Posted/updated on: October 18, 2024 at 3:00 pm


WASHINGTON – The Dallas Morning News reports that when the U.S. Supreme Court declined to stop Texas from executing death row inmate Robert Roberson III, the Thursday evening ruling included sharp words from Justice Sonia Sotomayor. It was not the first time Sotomayor criticized the way Texas and the courts have handled death penalty cases. Roberson was convicted of capital murder in 2003 after his daughter died of what medical experts believed to be a case of shaken baby syndrome. Defense lawyers, backed by a bipartisan group of state lawmakers, pressed to delay the execution, arguing Roberson’s conviction was based on debunked theories of shaken baby syndrome and that he is likely innocent. When the Supreme Court rejected Roberson’s request for a stay of execution, Sotomayor cited a precedent establishing that the justices have “no power to tell state courts how they must write their opinions.”

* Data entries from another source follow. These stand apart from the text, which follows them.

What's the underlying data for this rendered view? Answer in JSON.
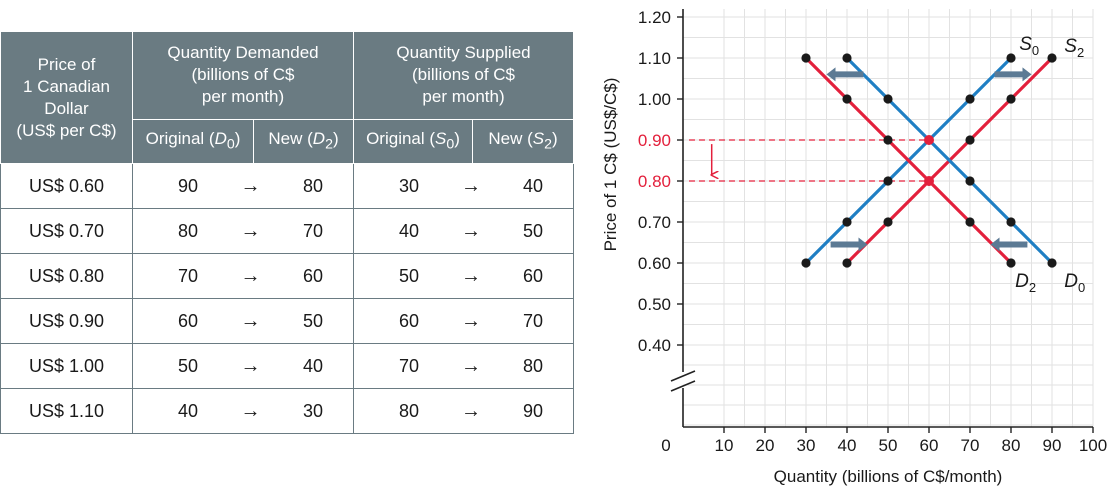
{
  "table": {
    "headers": {
      "price": [
        "Price of",
        "1 Canadian",
        "Dollar",
        "(US$ per C$)"
      ],
      "demanded": [
        "Quantity Demanded",
        "(billions of C$",
        "per month)"
      ],
      "supplied": [
        "Quantity Supplied",
        "(billions of C$",
        "per month)"
      ],
      "sub": {
        "d_original": "Original (",
        "d_original_var": "D",
        "d_original_sub": "0",
        "d_original_close": ")",
        "d_new": "New (",
        "d_new_var": "D",
        "d_new_sub": "2",
        "d_new_close": ")",
        "s_original": "Original (",
        "s_original_var": "S",
        "s_original_sub": "0",
        "s_original_close": ")",
        "s_new": "New (",
        "s_new_var": "S",
        "s_new_sub": "2",
        "s_new_close": ")"
      }
    },
    "arrow": "→",
    "rows": [
      {
        "price": "US$ 0.60",
        "d0": "90",
        "d2": "80",
        "s0": "30",
        "s2": "40"
      },
      {
        "price": "US$ 0.70",
        "d0": "80",
        "d2": "70",
        "s0": "40",
        "s2": "50"
      },
      {
        "price": "US$ 0.80",
        "d0": "70",
        "d2": "60",
        "s0": "50",
        "s2": "60"
      },
      {
        "price": "US$ 0.90",
        "d0": "60",
        "d2": "50",
        "s0": "60",
        "s2": "70"
      },
      {
        "price": "US$ 1.00",
        "d0": "50",
        "d2": "40",
        "s0": "70",
        "s2": "80"
      },
      {
        "price": "US$ 1.10",
        "d0": "40",
        "d2": "30",
        "s0": "80",
        "s2": "90"
      }
    ]
  },
  "chart_data": {
    "type": "line",
    "xlabel": "Quantity (billions of C$/month)",
    "ylabel": "Price of 1 C$ (US$/C$)",
    "x_ticks": [
      "0",
      "10",
      "20",
      "30",
      "40",
      "50",
      "60",
      "70",
      "80",
      "90",
      "100"
    ],
    "y_ticks": [
      "0.40",
      "0.50",
      "0.60",
      "0.70",
      "0.80",
      "0.90",
      "1.00",
      "1.10",
      "1.20"
    ],
    "red_ticks": [
      "0.80",
      "0.90"
    ],
    "xlim": [
      0,
      100
    ],
    "ylim": [
      0.4,
      1.2
    ],
    "grid": true,
    "axis_break": true,
    "colors": {
      "blue": "#1f7fc4",
      "red": "#e3203c",
      "grid": "#e2e2e2",
      "axis": "#222222",
      "arrow": "#5c7a94"
    },
    "series": [
      {
        "name": "S0",
        "label_main": "S",
        "label_sub": "0",
        "color": "#1f7fc4",
        "points": [
          [
            30,
            0.6
          ],
          [
            40,
            0.7
          ],
          [
            50,
            0.8
          ],
          [
            60,
            0.9
          ],
          [
            70,
            1.0
          ],
          [
            80,
            1.1
          ]
        ]
      },
      {
        "name": "S2",
        "label_main": "S",
        "label_sub": "2",
        "color": "#e3203c",
        "points": [
          [
            40,
            0.6
          ],
          [
            50,
            0.7
          ],
          [
            60,
            0.8
          ],
          [
            70,
            0.9
          ],
          [
            80,
            1.0
          ],
          [
            90,
            1.1
          ]
        ]
      },
      {
        "name": "D0",
        "label_main": "D",
        "label_sub": "0",
        "color": "#1f7fc4",
        "points": [
          [
            40,
            1.1
          ],
          [
            50,
            1.0
          ],
          [
            60,
            0.9
          ],
          [
            70,
            0.8
          ],
          [
            80,
            0.7
          ],
          [
            90,
            0.6
          ]
        ]
      },
      {
        "name": "D2",
        "label_main": "D",
        "label_sub": "2",
        "color": "#e3203c",
        "points": [
          [
            30,
            1.1
          ],
          [
            40,
            1.0
          ],
          [
            50,
            0.9
          ],
          [
            60,
            0.8
          ],
          [
            70,
            0.7
          ],
          [
            80,
            0.6
          ]
        ]
      }
    ],
    "equilibria": [
      [
        60,
        0.9
      ],
      [
        60,
        0.8
      ]
    ],
    "shift_arrows": [
      {
        "from": [
          44,
          1.06
        ],
        "to": [
          35,
          1.06
        ]
      },
      {
        "from": [
          76,
          1.06
        ],
        "to": [
          85,
          1.06
        ]
      },
      {
        "from": [
          36,
          0.645
        ],
        "to": [
          45,
          0.645
        ]
      },
      {
        "from": [
          84,
          0.645
        ],
        "to": [
          75,
          0.645
        ]
      }
    ],
    "price_drop": {
      "from": 0.89,
      "to": 0.81,
      "x": 7
    }
  }
}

“Nevertheless, it is notable that the [Texas Court of Criminal Appeals] decisions in this case do not address the whole of Roberson’s evidence of actual innocence,” she wrote. Sotomayor also criticized the Texas appeals court for inconsistent rulings on cases involving shaken baby syndrome. “The TCCA just this week granted a new trial to Andrew Wayne Roark, a non-capital defendant whose child-abuse conviction rested on the same shaken-baby-syndrome testimony, from the same expert witness, that led to Roberson’s conviction,” she wrote. “When Roberson sought a stay of execution based on the argument the TCCA credited in Roark, the TCCA summarily denied relief.” Roberson filed his fourth post-conviction appeal after the Roark ruling, Sotomayor wrote, “illustrating in detail that the testimony as to shaken-baby syndrome in Roark had been nearly indistinguishable from the testimony in his case.” Even so, she wrote, the Court of Criminal Appeals voted 5-4 to deny relief. Sotomayor acknowledged Roberson’s request for a stay lacked a “cognizable federal claim” for the court to act upon but said “few cases more urgently call for such a remedy than one where the accused has made a serious showing of actual innocence, as Roberson has here.”